Les Chicago Seven ont été accusés d’avoir violé une loi fédérale anti-émeute récemment promulguée, qui a donné aux agents des forces de l’ordre plus de poids juridique contre les manifestants. Le procès des Chicago Seven est devenu un cirque médiatique, certains des accusés arrivant en robes noires ou défiant ouvertement l’autorité du tribunal. Les décisions douteuses du juge Hoffman avant le procès ont également entravé les efforts des avocats de la défense William Kunstler et Leonard Weinglass. Les jurés potentiels ne pouvaient pas être interrogés sur leurs connaissances des artistes populaires de la contre-culture, par exemple. Cette exclusion a permis aux procureurs fédéraux de siéger un jury largement antipathique à la culture politique et sociale des Chicago Seven.
Malgré la théâtralité et les tactiques parfois brutales utilisées par les deux parties au cours du procès, le jury a déclaré deux des Chicago Seven, John Froines et Lee Weiner, non coupables des accusations. Weiner et Froines étaient considérés comme des personnages périphériques, accusés principalement d’utiliser leurs compétences pour créer des bombes puantes non létales. Les cinq autres membres des Chicago Seven ont été reconnus coupables d’avoir enfreint la loi anti-émeute de 1968 et ont été condamnés à diverses peines.

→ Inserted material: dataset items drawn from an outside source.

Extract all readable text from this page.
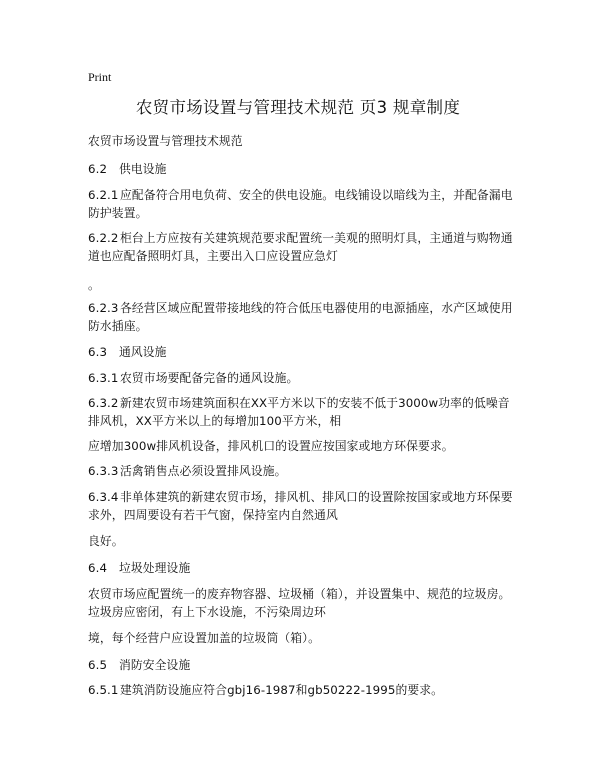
Print
农贸市场设置与管理技术规范 页3 规章制度
农贸市场设置与管理技术规范
6.2　供电设施
6.2.1应配备符合用电负荷、安全的供电设施。电线铺设以暗线为主，并配备漏电
防护装置。
6.2.2柜台上方应按有关建筑规范要求配置统一美观的照明灯具，主通道与购物通
道也应配备照明灯具，主要出入口应设置应急灯
。
6.2.3各经营区域应配置带接地线的符合低压电器使用的电源插座，水产区域使用
防水插座。
6.3　通风设施
6.3.1农贸市场要配备完备的通风设施。
6.3.2新建农贸市场建筑面积在XX平方米以下的安装不低于3000w功率的低噪音
排风机，XX平方米以上的每增加100平方米，相
应增加300w排风机设备，排风机口的设置应按国家或地方环保要求。
6.3.3活禽销售点必须设置排风设施。
6.3.4非单体建筑的新建农贸市场，排风机、排风口的设置除按国家或地方环保要
求外，四周要设有若干气窗，保持室内自然通风
良好。
6.4　垃圾处理设施
农贸市场应配置统一的废弃物容器、垃圾桶（箱），并设置集中、规范的垃圾房。
垃圾房应密闭，有上下水设施，不污染周边环
境，每个经营户应设置加盖的垃圾筒（箱）。
6.5　消防安全设施
6.5.1建筑消防设施应符合gbj16-1987和gb50222-1995的要求。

Le juge Hoffman ne s’est pas arrêté là. Il a également condamné tous les Chicago Seven et leurs avocats à plusieurs années de prison pour un certain nombre de citations pour outrage au tribunal. La Cour d’appel du septième circuit a annulé ces peines en 1972, sur la base du comportement du juge Hoffman pendant le procès et de la durée excessive des peines.
À la suite de la décision de la Cour d’appel d’annuler leurs peines initiales, les membres des Chicago Seven ont repris leur vie dans les années 1970. Certains sont retournés dans le monde universitaire, tandis que d’autres sont restés politiquement actifs. Tom Hayden est finalement devenu un représentant du Congrès de Californie. L’ancien radical Jerry Rubin a décidé de devenir un homme d’affaires traditionnel dans les années 1980.
David Dellinger, le membre le plus âgé des Chicago Seven, a continué à participer à des manifestations civiles jusqu’à sa mort d’une crise cardiaque. Abbie Hoffman, sans doute le membre le plus passionné des Chicago Seven, a tenté de revigorer le mouvement de la contre-culture à travers des événements médiatiques et plusieurs livres. Désabusée par l’apparente apathie de la société américaine dans les années 1980, Abbie Hoffman se suicide en 1989.